Do you still sign every petition supporting better funding for NASA or the ESA that you can find in the hopes that somebody will listen eventually? I used to think the same way and I have signed a couple of those petitions lately – not because I think things will improve for government-funded space agencies if I add my signature, but so the U.S. Congress knows that there are still people in America who support funding space exploration. Theoretically, they will be more reluctant to stop those of us who are interested in becoming a multi-planet species if they know that they’re going to get a pushback if they try to stop the tide. And, really, those government agencies are beginning to lose their monopoly on space flight because it’s beginning to follow the trends I halfway expected.
Space exploration is basically following the same pattern that the colonization of America did. Spain’s monarchy was foresighted enough to fund Columbus’ mission even though he was forever certain that he had simply found a new route to India rather than discovering a new continent. There were a few more government-funded expeditions, but then, private companies started to take over. Many of the original British colonies were funded by charter companies that aimed to make a profit for their stockholders. Of course, this was heinously expensive and didn’t make a quick profit, so in many cases, the charter companies let their control over the colonies lapse, with consequences that seem foreseeable today.
Private companies are starting to get into the space business with the same ideas in mind. Most of them are learning the lessons of the past and expect to work with space agencies like NASA at first to help cover the costs. Others are selling seats on suborbital spacecraft that will give a few minutes of weightlessness to people who can pay a few thousand dollars each. Elon Musk has proposed building a Martian colony by selling “shares” to 80,000 colonists for $500,000 apiece. Essentially, the colonists will also be the stockholders. Will the “stockholder” colonists expect to see a profit, assuming it succeeds? Probably not. If you can find 80,000 moderately well-off individuals who are willing to put both money and life on the line for a Martian colony, you’ll be doing well. I will also be very impressed by the people who can not only put up the same money that they could use to buy a good house in a respectable neighborhood, but also go live in the harsh environment of Mars knowing that one wrong move could kill them.
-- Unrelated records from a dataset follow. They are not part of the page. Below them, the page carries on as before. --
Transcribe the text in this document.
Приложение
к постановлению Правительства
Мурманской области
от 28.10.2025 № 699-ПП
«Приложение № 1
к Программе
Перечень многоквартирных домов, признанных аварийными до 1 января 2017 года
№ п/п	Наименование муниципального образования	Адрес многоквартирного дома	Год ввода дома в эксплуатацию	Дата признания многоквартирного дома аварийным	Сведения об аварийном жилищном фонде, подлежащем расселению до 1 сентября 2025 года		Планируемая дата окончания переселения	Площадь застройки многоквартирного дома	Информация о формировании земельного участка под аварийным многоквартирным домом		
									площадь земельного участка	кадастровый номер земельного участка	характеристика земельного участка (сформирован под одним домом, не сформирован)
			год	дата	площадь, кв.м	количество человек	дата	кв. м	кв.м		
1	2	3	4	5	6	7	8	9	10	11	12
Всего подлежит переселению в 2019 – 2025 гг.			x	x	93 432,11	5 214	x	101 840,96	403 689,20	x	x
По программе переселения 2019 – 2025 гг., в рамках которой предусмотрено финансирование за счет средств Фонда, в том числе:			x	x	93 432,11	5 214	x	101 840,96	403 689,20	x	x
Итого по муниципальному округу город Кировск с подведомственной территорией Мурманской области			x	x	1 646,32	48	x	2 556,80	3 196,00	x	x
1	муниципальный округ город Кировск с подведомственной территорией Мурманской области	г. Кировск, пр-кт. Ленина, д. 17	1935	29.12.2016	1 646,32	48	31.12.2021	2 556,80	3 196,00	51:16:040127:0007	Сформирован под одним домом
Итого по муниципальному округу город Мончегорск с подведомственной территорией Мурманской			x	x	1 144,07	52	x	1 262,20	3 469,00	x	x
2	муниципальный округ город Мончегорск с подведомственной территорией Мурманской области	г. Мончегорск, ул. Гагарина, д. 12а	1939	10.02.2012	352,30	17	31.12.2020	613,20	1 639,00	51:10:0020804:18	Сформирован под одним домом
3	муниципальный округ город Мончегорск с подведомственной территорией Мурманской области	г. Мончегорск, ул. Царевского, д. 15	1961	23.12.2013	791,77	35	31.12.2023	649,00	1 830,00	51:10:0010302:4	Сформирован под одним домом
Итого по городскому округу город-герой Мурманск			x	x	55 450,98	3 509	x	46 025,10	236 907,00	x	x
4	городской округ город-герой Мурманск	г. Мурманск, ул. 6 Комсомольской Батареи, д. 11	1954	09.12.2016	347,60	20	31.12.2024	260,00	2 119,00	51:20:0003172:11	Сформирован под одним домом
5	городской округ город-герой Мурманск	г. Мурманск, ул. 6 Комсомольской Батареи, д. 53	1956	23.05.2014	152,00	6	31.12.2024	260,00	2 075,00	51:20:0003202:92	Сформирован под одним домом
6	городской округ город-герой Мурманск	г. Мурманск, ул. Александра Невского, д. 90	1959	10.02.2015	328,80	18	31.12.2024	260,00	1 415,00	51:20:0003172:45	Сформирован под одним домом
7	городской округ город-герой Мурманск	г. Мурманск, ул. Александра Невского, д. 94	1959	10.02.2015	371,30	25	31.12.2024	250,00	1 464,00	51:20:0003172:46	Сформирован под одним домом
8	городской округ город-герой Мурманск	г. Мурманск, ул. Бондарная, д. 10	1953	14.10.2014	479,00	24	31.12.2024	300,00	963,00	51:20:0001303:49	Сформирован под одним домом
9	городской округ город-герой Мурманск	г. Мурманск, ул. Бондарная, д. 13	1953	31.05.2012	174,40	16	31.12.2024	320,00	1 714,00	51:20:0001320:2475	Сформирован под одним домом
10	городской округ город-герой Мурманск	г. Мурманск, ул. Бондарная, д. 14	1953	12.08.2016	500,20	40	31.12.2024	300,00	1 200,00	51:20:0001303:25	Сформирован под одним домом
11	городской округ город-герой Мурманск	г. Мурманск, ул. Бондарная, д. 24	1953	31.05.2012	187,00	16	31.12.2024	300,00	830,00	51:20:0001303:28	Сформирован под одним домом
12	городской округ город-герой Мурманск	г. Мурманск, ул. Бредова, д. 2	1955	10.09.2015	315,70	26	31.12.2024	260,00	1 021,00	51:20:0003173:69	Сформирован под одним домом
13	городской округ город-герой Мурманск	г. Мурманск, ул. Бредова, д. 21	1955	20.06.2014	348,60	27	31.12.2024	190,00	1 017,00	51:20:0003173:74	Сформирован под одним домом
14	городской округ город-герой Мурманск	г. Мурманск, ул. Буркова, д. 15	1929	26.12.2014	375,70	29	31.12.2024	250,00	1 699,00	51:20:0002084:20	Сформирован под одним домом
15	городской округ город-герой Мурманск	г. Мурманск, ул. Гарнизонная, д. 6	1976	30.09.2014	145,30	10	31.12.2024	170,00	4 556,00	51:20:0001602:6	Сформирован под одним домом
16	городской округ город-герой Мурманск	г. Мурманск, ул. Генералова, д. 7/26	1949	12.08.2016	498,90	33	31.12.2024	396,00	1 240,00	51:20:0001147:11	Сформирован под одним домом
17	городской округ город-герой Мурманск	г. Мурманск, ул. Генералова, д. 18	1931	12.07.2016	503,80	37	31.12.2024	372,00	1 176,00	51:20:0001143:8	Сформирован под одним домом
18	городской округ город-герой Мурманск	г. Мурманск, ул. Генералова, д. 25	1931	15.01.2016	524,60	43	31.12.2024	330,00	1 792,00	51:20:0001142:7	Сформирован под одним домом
The Aspiring Martians had a discussion about whose flag we should wear on Mars and some people weren’t too thrilled at the idea of wearing the flag of one nation or another. My suggestion was to simply wear one of the flags designed by the future Martians themselves because it’s likely that any future colonization mission isn’t going to represent any single nation. The colonists are most likely to be an international and multicultural group and some of those nations and cultures have a history of not liking another nation or culture very much. We’ll have to find a way to leave that behind even if it means leaving the flags of our nations off of anything we take to Mars.
Besides, the governments of the world might not be throwing up any insurmountable obstacles at the moment, but neither are they giving us much help. Several individuals who have worked for a government-run space agency or one of its contractors may choose to advise private ventures on their own time, but “individual” means exactly that. They don’t represent their governments. Mars One was a private endeavor that NASA chiefs have indicated that they could learn from, but they haven’t lifted a finger to either fund or provide assistance for creating the Martian outpost.
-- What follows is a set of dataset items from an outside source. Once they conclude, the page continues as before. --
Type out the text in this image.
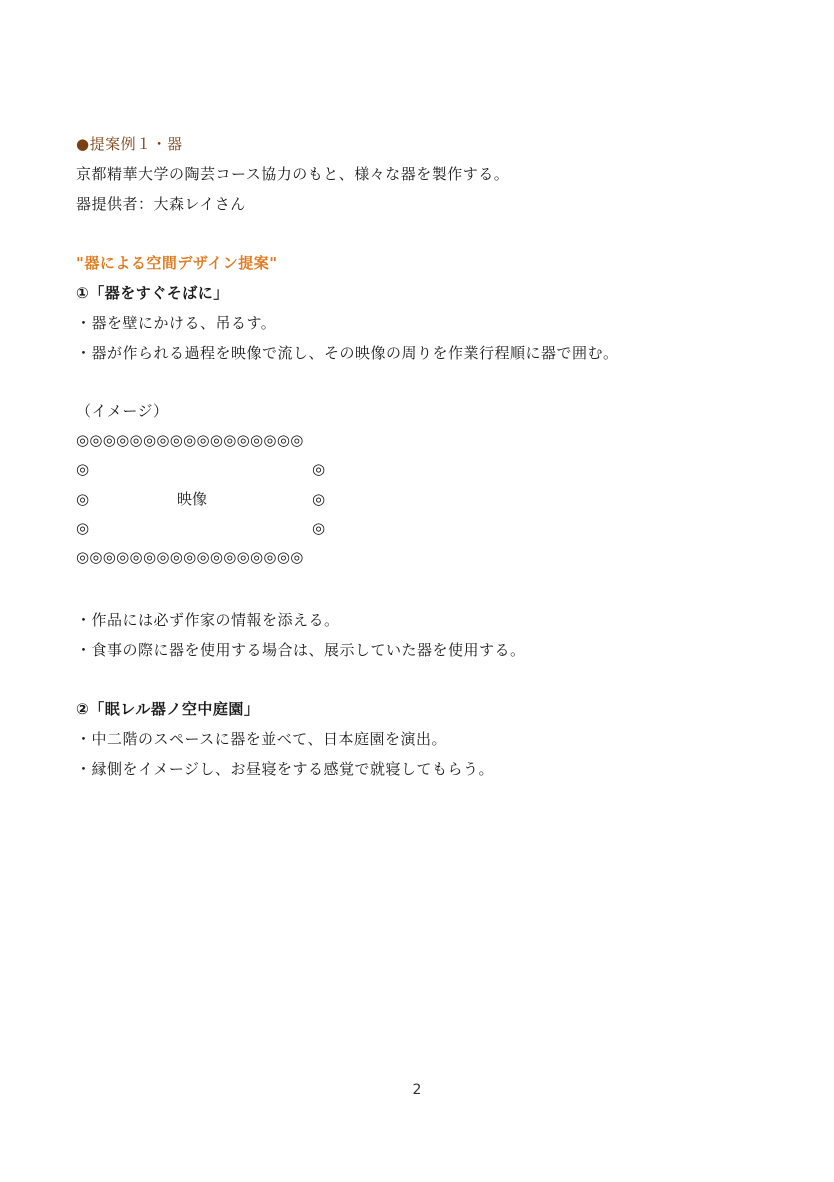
●提案例１・器
京都精華大学の陶芸コース協力のもと、様々な器を製作する。
器提供者：大森レイさん
"器による空間デザイン提案"
①「器をすぐそばに」
・器を壁にかける、吊るす。
・器が作られる過程を映像で流し、その映像の周りを作業行程順に器で囲む。
（イメージ）
◎◎◎◎◎◎◎◎◎◎◎◎◎◎◎◎◎
◎	◎
◎	映像	◎
◎	◎
◎◎◎◎◎◎◎◎◎◎◎◎◎◎◎◎◎
・作品には必ず作家の情報を添える。
・食事の際に器を使用する場合は、展示していた器を使用する。
②「眠レル器ノ空中庭園」
・中二階のスペースに器を並べて、日本庭園を演出。
・縁側をイメージし、お昼寝をする感覚で就寝してもらう。
2
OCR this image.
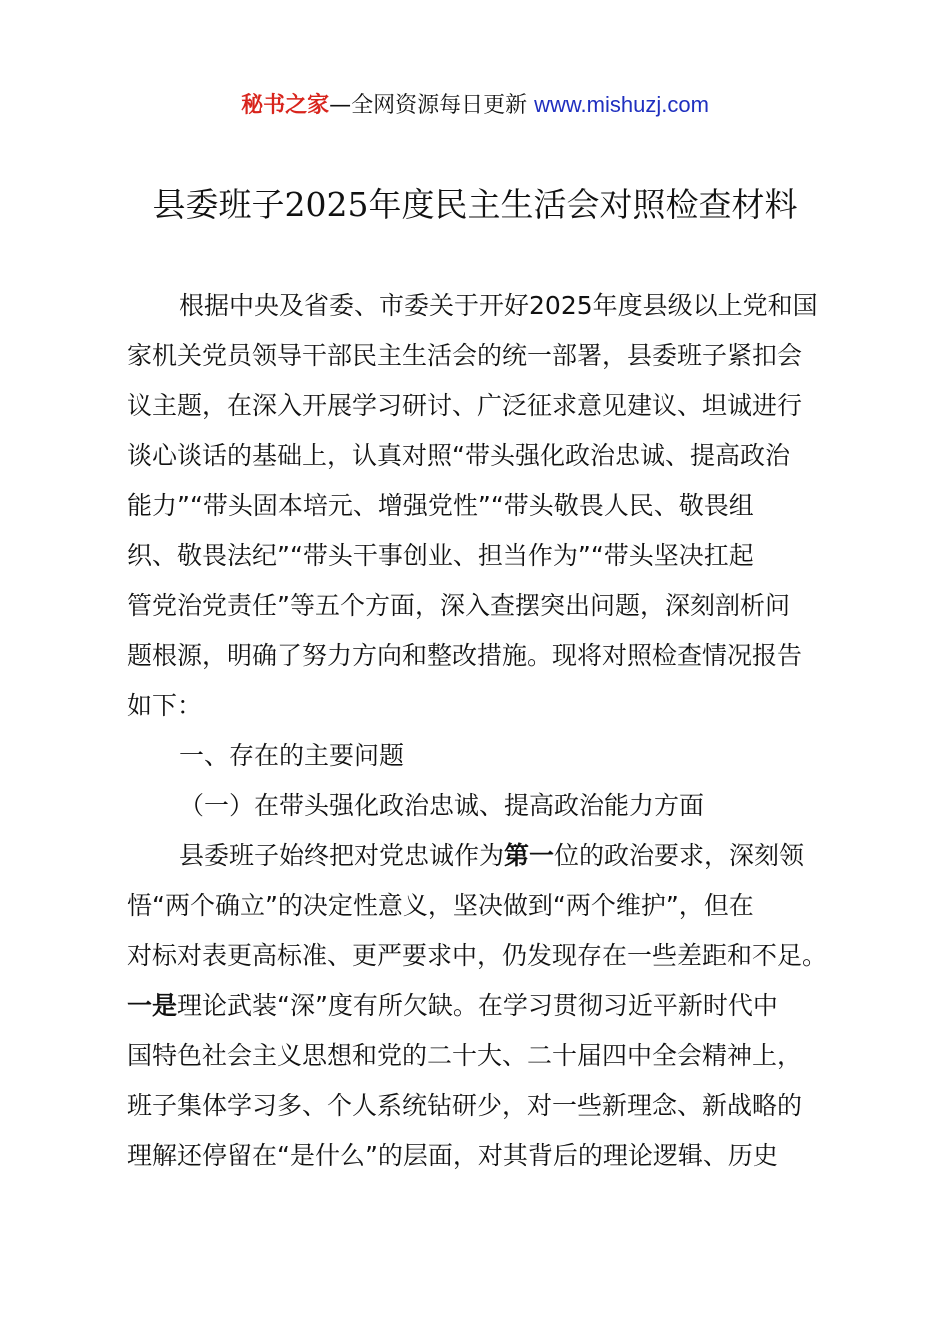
秘书之家—全网资源每日更新 www.mishuzj.com
县委班子2025年度民主生活会对照检查材料
根据中央及省委、市委关于开好2025年度县级以上党和国
家机关党员领导干部民主生活会的统一部署，县委班子紧扣会
议主题，在深入开展学习研讨、广泛征求意见建议、坦诚进行
谈心谈话的基础上，认真对照“带头强化政治忠诚、提高政治
能力”“带头固本培元、增强党性”“带头敬畏人民、敬畏组
织、敬畏法纪”“带头干事创业、担当作为”“带头坚决扛起
管党治党责任”等五个方面，深入查摆突出问题，深刻剖析问
题根源，明确了努力方向和整改措施。现将对照检查情况报告
如下：
一、存在的主要问题
（一）在带头强化政治忠诚、提高政治能力方面
县委班子始终把对党忠诚作为第一位的政治要求，深刻领
悟“两个确立”的决定性意义，坚决做到“两个维护”，但在
对标对表更高标准、更严要求中，仍发现存在一些差距和不足。
一是理论武装“深”度有所欠缺。在学习贯彻习近平新时代中
国特色社会主义思想和党的二十大、二十届四中全会精神上，
班子集体学习多、个人系统钻研少，对一些新理念、新战略的
理解还停留在“是什么”的层面，对其背后的理论逻辑、历史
That’s normal and certainly nothing to be alarmed about. It only means that politicians and bureaucrats might make our lives miserable in other ways, but they can’t turn funding into the same political football it has been for NASA. Private enterprises are beginning to take up the role even though the initial price tag is going to be high enough to cause many shareholders to wince. It’s going to be years before corporations see significant profit if they make any kind of Return On Investment at all, which will likely scare off all but the most foresighted of investors. However, the ones who don’t mind working for decades with the public maybe criticizing them for not doing much of the flashbang it takes to show the kind of progress they understand will see real benefits once they really get the momentum going. It’s like starting an avalanche. The ones who don’t mind kicking a few rocks loose even though they know there’s a risk may be among the ones who actually succeed.
King Canute Makes A Point
Once the process is started, it’s hard to stop due to its building momentum. There is a tale that a king named Canute once wanted to demonstrate that he might be a monarch, but there were certain things that he couldn’t control. So he had his people set up his throne at the edge of the ocean. Then, Canute ordered the tide not to rise up and make his feet wet. Of course, the tide did not obey. He made his point, and the phrase “holding back the tide” may have originated from that story. If governments around the world want to hold back human progress in a similar fashion, they may find that they might be able to slow us down in some cases, but they can’t necessarily stop us. They may also find that the governments that are willing to assist, or at least tolerate, projects like Mars One and Inspiration Mars will get all the glory of having those projects occur within their nations’ borders. So some nations may be willing to let history take its course and follow trends similar to the ones that brought the United States of America to the forefront.